A third event was all bad.  In the one-time East German state of Thuringia, the home of historical centers like Weimar, Erfurt, and Jena, the Christian Democrats are strong enough to govern on their own, with no coalition partners.  The prime minister, a West German “immigrant” named Althaus, was forced by a number of scandals to shake up his cabinet — and handed the government ministry responsible for education to Peter Krause, also from his own party, who has thus far distinguished himself only by writing for a very reactionary newspaper, the Junge Freiheit, which leans sharply towards one or the other neo-nazi parties in Germany.  He claims to have stopped writing for it some years ago, but has otherwise showed no signs of changing his views.  This is the man who will soon have a decisive voice in choosing history books for Thuringian schools.  Although The Left is already the second strongest party in Thuringia, it was unable to prevent this choice, and its delegates are now considering plans to turn their backs to Krause during the inauguration ceremonies.

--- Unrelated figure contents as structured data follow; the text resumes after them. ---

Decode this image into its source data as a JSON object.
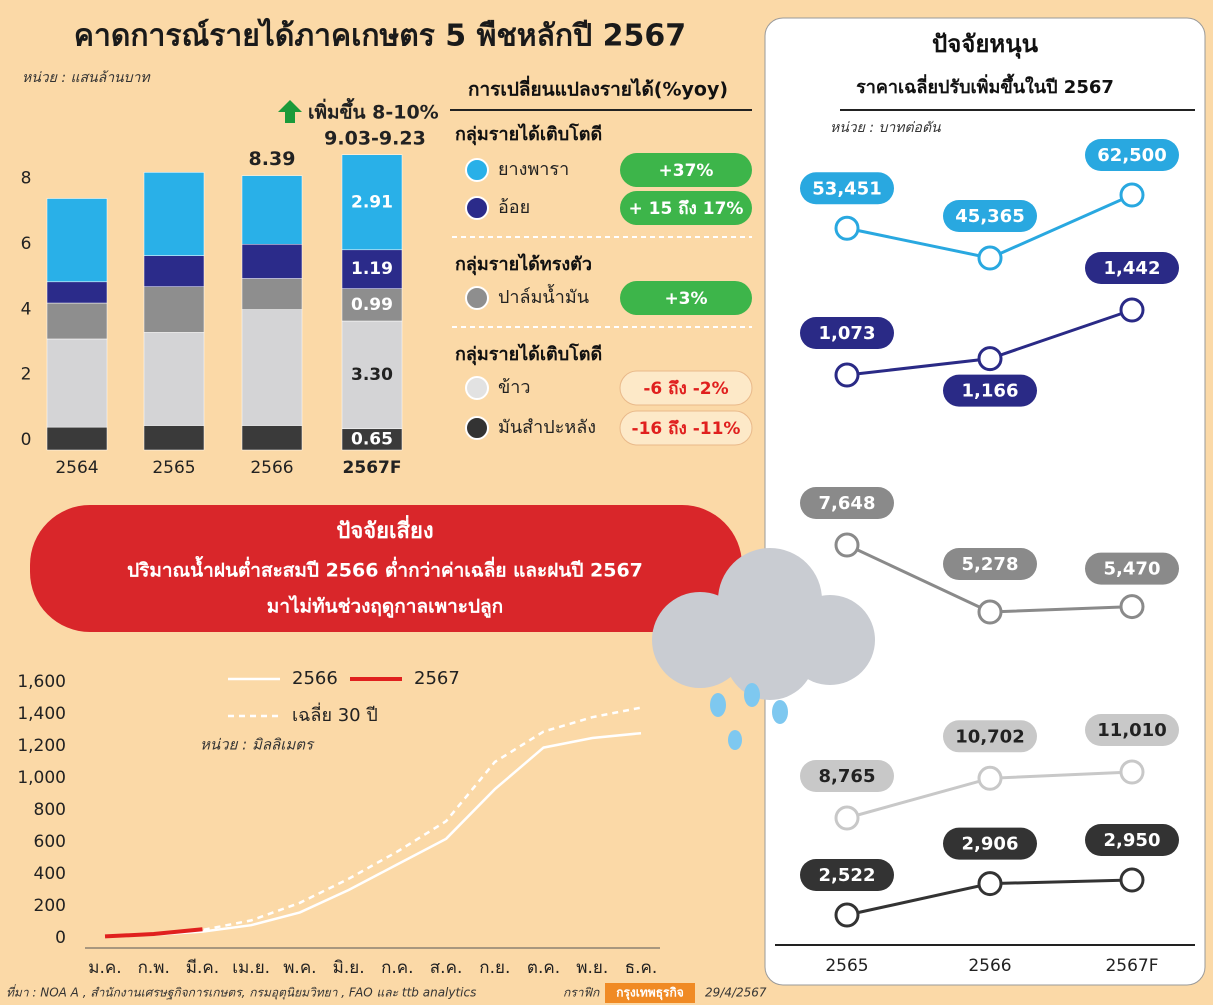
{
  "title": "คาดการณ์รายได้ภาคเกษตร 5 พืชหลักปี 2567",
  "chart_data": [
    {
      "type": "bar",
      "stacked": true,
      "unit": "หน่วย : แสนล้านบาท",
      "categories": [
        "2564",
        "2565",
        "2566",
        "2567F"
      ],
      "ylim": [
        0,
        9.4
      ],
      "yticks": [
        0,
        2,
        4,
        6,
        8
      ],
      "series": [
        {
          "color": "#3a3a3a",
          "values": [
            0.7,
            0.75,
            0.75,
            0.65
          ]
        },
        {
          "color": "#d4d4d6",
          "values": [
            2.7,
            2.85,
            3.55,
            3.3
          ],
          "value_labels": [
            null,
            null,
            null,
            "3.30"
          ]
        },
        {
          "color": "#8e8e8e",
          "values": [
            1.1,
            1.4,
            0.95,
            0.99
          ]
        },
        {
          "color": "#2b2b8a",
          "values": [
            0.65,
            0.95,
            1.05,
            1.19
          ]
        },
        {
          "color": "#29b0e8",
          "values": [
            2.55,
            2.55,
            2.1,
            2.91
          ]
        }
      ],
      "total_labels": [
        null,
        null,
        "8.39",
        "9.03-9.23"
      ],
      "annotation": "เพิ่มขึ้น 8-10%"
    },
    {
      "type": "line",
      "unit": "หน่วย : มิลลิเมตร",
      "categories": [
        "ม.ค.",
        "ก.พ.",
        "มี.ค.",
        "เม.ย.",
        "พ.ค.",
        "มิ.ย.",
        "ก.ค.",
        "ส.ค.",
        "ก.ย.",
        "ต.ค.",
        "พ.ย.",
        "ธ.ค."
      ],
      "ylim": [
        0,
        1600
      ],
      "yticks": [
        0,
        200,
        400,
        600,
        800,
        {
          "value": 1000,
          "label": "1,000"
        },
        {
          "value": 1200,
          "label": "1,200"
        },
        {
          "value": 1400,
          "label": "1,400"
        },
        {
          "value": 1600,
          "label": "1,600"
        }
      ],
      "series": [
        {
          "name": "2566",
          "color": "#ffffff",
          "values": [
            10,
            20,
            40,
            80,
            160,
            300,
            460,
            620,
            930,
            1190,
            1250,
            1280
          ]
        },
        {
          "name": "2567",
          "color": "#e0201e",
          "values": [
            10,
            25,
            55,
            null,
            null,
            null,
            null,
            null,
            null,
            null,
            null,
            null
          ]
        },
        {
          "name": "เฉลี่ย 30 ปี",
          "color": "#ffffff",
          "dashed": true,
          "values": [
            10,
            25,
            50,
            110,
            220,
            370,
            540,
            730,
            1100,
            1290,
            1380,
            1440
          ]
        }
      ]
    },
    {
      "type": "multiline",
      "title": "ปัจจัยหนุน",
      "subtitle": "ราคาเฉลี่ยปรับเพิ่มขึ้นในปี 2567",
      "unit": "หน่วย : บาทต่อตัน",
      "categories": [
        "2565",
        "2566",
        "2567F"
      ],
      "series": [
        {
          "color": "#29a8e0",
          "values": [
            53451,
            45365,
            62500
          ],
          "value_labels": [
            "53,451",
            "45,365",
            "62,500"
          ]
        },
        {
          "color": "#2a2a86",
          "values": [
            1073,
            1166,
            1442
          ],
          "value_labels": [
            "1,073",
            "1,166",
            "1,442"
          ]
        },
        {
          "color": "#8a8a8a",
          "values": [
            7648,
            5278,
            5470
          ],
          "value_labels": [
            "7,648",
            "5,278",
            "5,470"
          ]
        },
        {
          "color": "#c8c8c8",
          "values": [
            8765,
            10702,
            11010
          ],
          "value_labels": [
            "8,765",
            "10,702",
            "11,010"
          ]
        },
        {
          "color": "#333333",
          "values": [
            2522,
            2906,
            2950
          ],
          "value_labels": [
            "2,522",
            "2,906",
            "2,950"
          ]
        }
      ]
    }
  ],
  "yoy": {
    "title": "การเปลี่ยนแปลงรายได้(%yoy)",
    "groups": [
      {
        "label": "กลุ่มรายได้เติบโตดี",
        "items": [
          {
            "label": "ยางพารา",
            "change": "+37%",
            "color": "#29b0e8"
          },
          {
            "label": "อ้อย",
            "change": "+ 15 ถึง 17%",
            "color": "#2b2b8a"
          }
        ]
      },
      {
        "label": "กลุ่มรายได้ทรงตัว",
        "items": [
          {
            "label": "ปาล์มน้ำมัน",
            "change": "+3%",
            "color": "#8e8e8e"
          }
        ]
      },
      {
        "label": "กลุ่มรายได้เติบโตดี",
        "items": [
          {
            "label": "ข้าว",
            "change": "-6 ถึง -2%",
            "color": "#e2e2e2"
          },
          {
            "label": "มันสำปะหลัง",
            "change": "-16 ถึง -11%",
            "color": "#333333"
          }
        ]
      }
    ]
  },
  "risk": {
    "title": "ปัจจัยเสี่ยง",
    "lines": [
      "ปริมาณน้ำฝนต่ำสะสมปี 2566 ต่ำกว่าค่าเฉลี่ย และฝนปี 2567",
      "มาไม่ทันช่วงฤดูกาลเพาะปลูก"
    ]
  },
  "footer": {
    "source": "ที่มา : NOA A , สำนักงานเศรษฐกิจการเกษตร, กรมอุตุนิยมวิทยา , FAO และ ttb analytics",
    "graphic": "กราฟิก",
    "brand": "กรุงเทพธุรกิจ",
    "date": "29/4/2567"
  }
}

This is no abstract matter.  Every weekend, in numerous cities throughout Germany, neo-nazis march ominously through the streets with their flags and shout anti-foreigner slogans.  They almost always face larger numbers of anti-fascists who sometimes block their paths.  Violent confrontations are usually prevented by the police, who often seem to favor the neo-nazis.  Hamburg was no exception, but while a lukewarm May Day union rally changed its site to avoid run-ins along the legally permitted parade route of about 1,000 neo-nazis, a crowd of over 10,000 determined anti-fascists from many parties, church groups, and militant union youth groups, took a stand against the nazi menace.  Some bottles and stones were thrown by both sides, some of the police were injured, and there were many arrests.  Ten of the busses which brought the fascists to Hamburg for the march were wrecked before the night was over.  The new city-state government in Hamburg — and Thuringia’s new Cabinet — will have their hands full from the start.


Victor Grossman, American journalist and author, is a resident of East Berlin for many years. He is the author of Crossing the River: A Memoir of the American Left, the Cold War, and Life in East Germany (University of Massachusetts Press, 2003).